Dairy products should be limited or avoided by anyone with this disease. The majority of those who are lactose intolerant, however, can tolerate tiny quantities of up to 12 grams of lactose every meal, according to studies.
Those who are lactose intolerant might not have any issues with cream cheese because it only has less than 2 grams of lactose per ounce.
Fat free cream cheese may not be without drawbacks despite its health advantages.
Less than 2 grams of protein are included in a normal 1-ounce (28-gram) serving of cream cheese. This is considerably less than a variety of other soft cheeses, such as brie and goat cheese.
Maintaining muscle mass and strength needs protein. It also promotes post-meal satiety.
As a result, you should consume a lot of additional healthy protein sources, such as meat, fish, eggs, beans, lentils, and other dairy products.
limited shelf life
The shelf life of cream cheese is not very long.
How long it keeps fresh depends on production, packaging, and storage procedures.
Despite the fact that pasteurization destroys harmful germs, the high-water content still increases the possibility of microbial contamination (23Trusted Source).
In general, cream cheese must be refrigerated and used within two weeks of being opened.
Spread it with a clean knife, and always reseal the package to prevent bacteria development. If you discover a strange odor or mold, cream cheese should be thrown out and completed before the expiration date.

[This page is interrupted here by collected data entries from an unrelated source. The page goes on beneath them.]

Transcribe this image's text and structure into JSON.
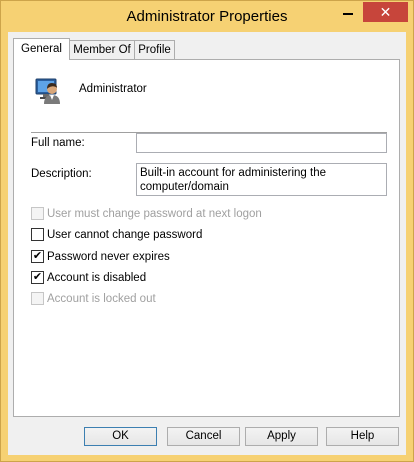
{
  "window": {
    "title": "Administrator Properties",
    "minimize_label": "—",
    "close_label": "✕"
  },
  "tabs": [
    {
      "label": "General",
      "active": true
    },
    {
      "label": "Member Of",
      "active": false
    },
    {
      "label": "Profile",
      "active": false
    }
  ],
  "general": {
    "user_icon": "user-icon",
    "user_name": "Administrator",
    "full_name_label": "Full name:",
    "full_name_value": "",
    "description_label": "Description:",
    "description_value": "Built-in account for administering the computer/domain"
  },
  "checkboxes": [
    {
      "label": "User must change password at next logon",
      "checked": false,
      "disabled": true
    },
    {
      "label": "User cannot change password",
      "checked": false,
      "disabled": false
    },
    {
      "label": "Password never expires",
      "checked": true,
      "disabled": false
    },
    {
      "label": "Account is disabled",
      "checked": true,
      "disabled": false
    },
    {
      "label": "Account is locked out",
      "checked": false,
      "disabled": true
    }
  ],
  "buttons": {
    "ok": "OK",
    "cancel": "Cancel",
    "apply": "Apply",
    "help": "Help"
  },
  "colors": {
    "frame": "#f6d173",
    "close_button": "#c7453b",
    "client": "#f0f0f0"
  }
}
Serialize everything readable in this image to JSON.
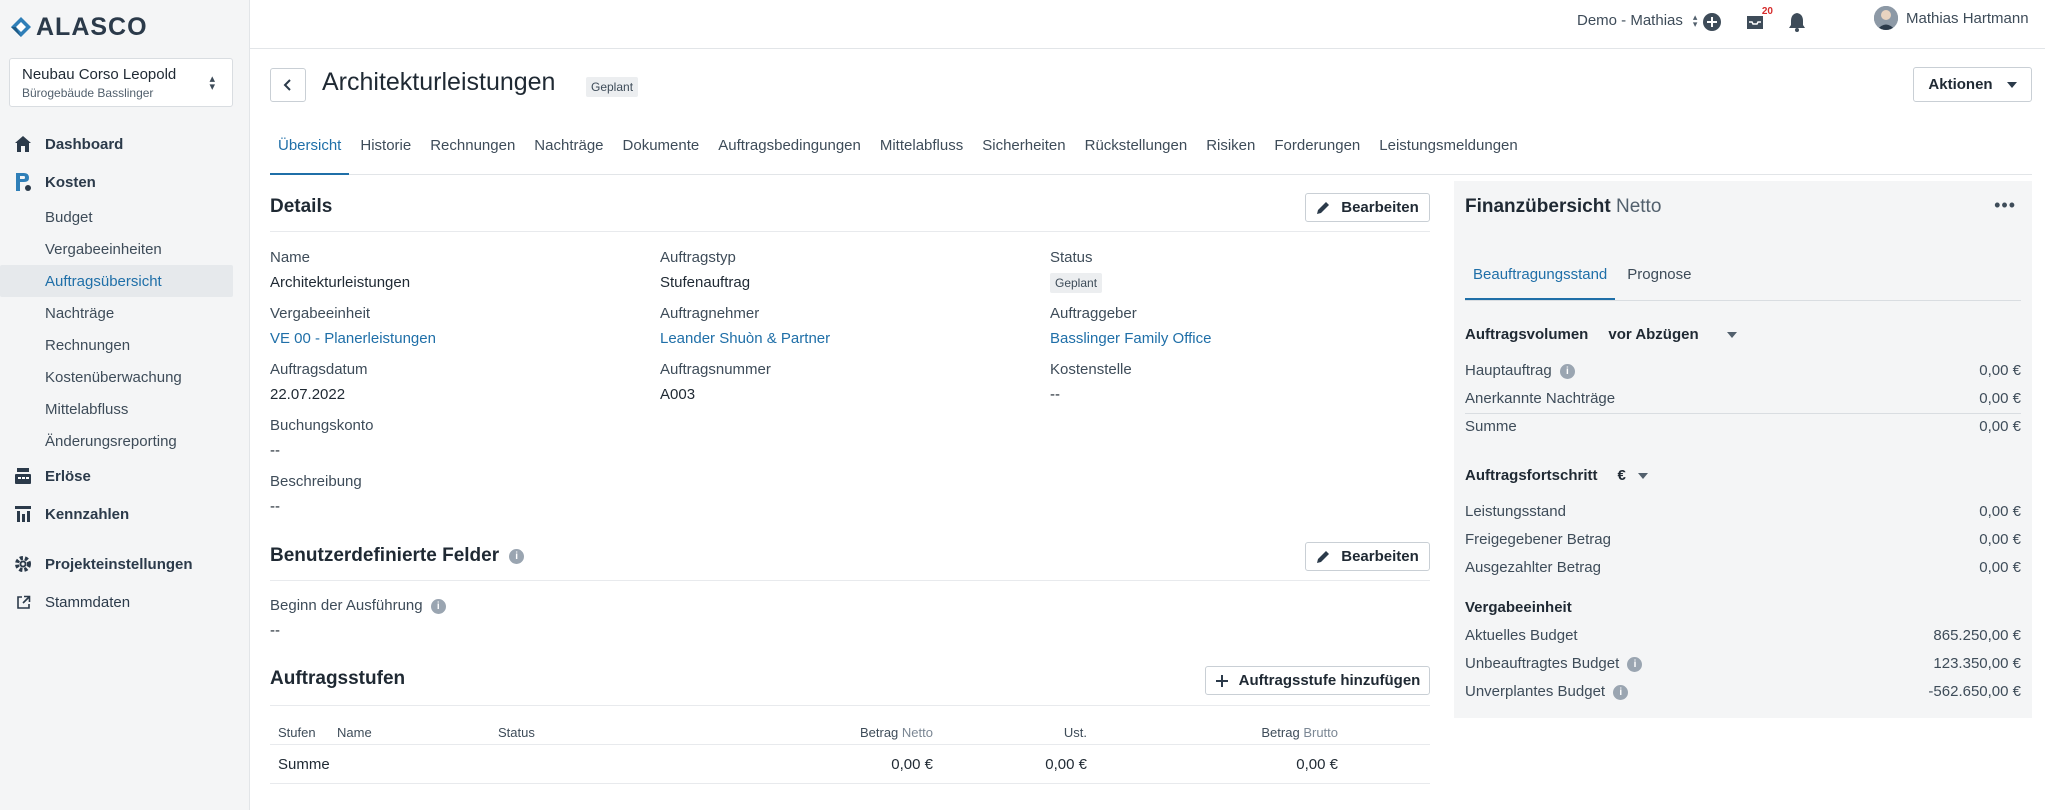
{
  "brand": {
    "name": "ALASCO"
  },
  "project": {
    "name": "Neubau Corso Leopold",
    "sub": "Bürogebäude Basslinger"
  },
  "nav": {
    "dashboard": "Dashboard",
    "kosten": "Kosten",
    "kosten_items": [
      "Budget",
      "Vergabeeinheiten",
      "Auftragsübersicht",
      "Nachträge",
      "Rechnungen",
      "Kostenüberwachung",
      "Mittelabfluss",
      "Änderungsreporting"
    ],
    "erloese": "Erlöse",
    "kennzahlen": "Kennzahlen",
    "projekteinstellungen": "Projekteinstellungen",
    "stammdaten": "Stammdaten"
  },
  "topbar": {
    "demo": "Demo - Mathias",
    "notifications_count": "20",
    "user_name": "Mathias Hartmann"
  },
  "header": {
    "title": "Architekturleistungen",
    "status_tag": "Geplant",
    "actions_label": "Aktionen"
  },
  "tabs": [
    "Übersicht",
    "Historie",
    "Rechnungen",
    "Nachträge",
    "Dokumente",
    "Auftragsbedingungen",
    "Mittelabfluss",
    "Sicherheiten",
    "Rückstellungen",
    "Risiken",
    "Forderungen",
    "Leistungsmeldungen"
  ],
  "details": {
    "title": "Details",
    "edit_label": "Bearbeiten",
    "name_label": "Name",
    "name_value": "Architekturleistungen",
    "auftragstyp_label": "Auftragstyp",
    "auftragstyp_value": "Stufenauftrag",
    "status_label": "Status",
    "status_value": "Geplant",
    "vergabe_label": "Vergabeeinheit",
    "vergabe_value": "VE 00 - Planerleistungen",
    "auftragnehmer_label": "Auftragnehmer",
    "auftragnehmer_value": "Leander Shuòn & Partner",
    "auftraggeber_label": "Auftraggeber",
    "auftraggeber_value": "Basslinger Family Office",
    "datum_label": "Auftragsdatum",
    "datum_value": "22.07.2022",
    "nummer_label": "Auftragsnummer",
    "nummer_value": "A003",
    "kostenstelle_label": "Kostenstelle",
    "kostenstelle_value": "--",
    "buchung_label": "Buchungskonto",
    "buchung_value": "--",
    "beschreibung_label": "Beschreibung",
    "beschreibung_value": "--"
  },
  "custom_fields": {
    "title": "Benutzerdefinierte Felder",
    "edit_label": "Bearbeiten",
    "beginn_label": "Beginn der Ausführung",
    "beginn_value": "--"
  },
  "stufen": {
    "title": "Auftragsstufen",
    "add_label": "Auftragsstufe hinzufügen",
    "col_stufen": "Stufen",
    "col_name": "Name",
    "col_status": "Status",
    "col_betrag": "Betrag",
    "col_netto": "Netto",
    "col_ust": "Ust.",
    "col_brutto": "Brutto",
    "sum_label": "Summe",
    "sum_netto": "0,00 €",
    "sum_ust": "0,00 €",
    "sum_brutto": "0,00 €"
  },
  "finance": {
    "title": "Finanzübersicht",
    "title_sub": "Netto",
    "tab_1": "Beauftragungsstand",
    "tab_2": "Prognose",
    "volumen_label": "Auftragsvolumen",
    "volumen_select": "vor Abzügen",
    "hauptauftrag_label": "Hauptauftrag",
    "hauptauftrag_value": "0,00 €",
    "nachtraege_label": "Anerkannte Nachträge",
    "nachtraege_value": "0,00 €",
    "summe_label": "Summe",
    "summe_value": "0,00 €",
    "fortschritt_label": "Auftragsfortschritt",
    "fortschritt_select": "€",
    "leistungsstand_label": "Leistungsstand",
    "leistungsstand_value": "0,00 €",
    "freigegeben_label": "Freigegebener Betrag",
    "freigegeben_value": "0,00 €",
    "ausgezahlt_label": "Ausgezahlter Betrag",
    "ausgezahlt_value": "0,00 €",
    "vergabe_head": "Vergabeeinheit",
    "aktuell_label": "Aktuelles Budget",
    "aktuell_value": "865.250,00 €",
    "unbeauftragt_label": "Unbeauftragtes Budget",
    "unbeauftragt_value": "123.350,00 €",
    "unverplant_label": "Unverplantes Budget",
    "unverplant_value": "-562.650,00 €"
  }
}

Cream cheese is a flexible dairy spread. It doesn’t contain a lot of lactose and is a rich source of vitamin A. It’s better to use it in moderation because it’s heavy in fat and calories and low in protein. In particular, varieties like whipped and fat free cream cheese have fewer calories and fat. If you liked this post, you should probably read our blog on low-sodium pickle recipe. You’ll find it quite informative.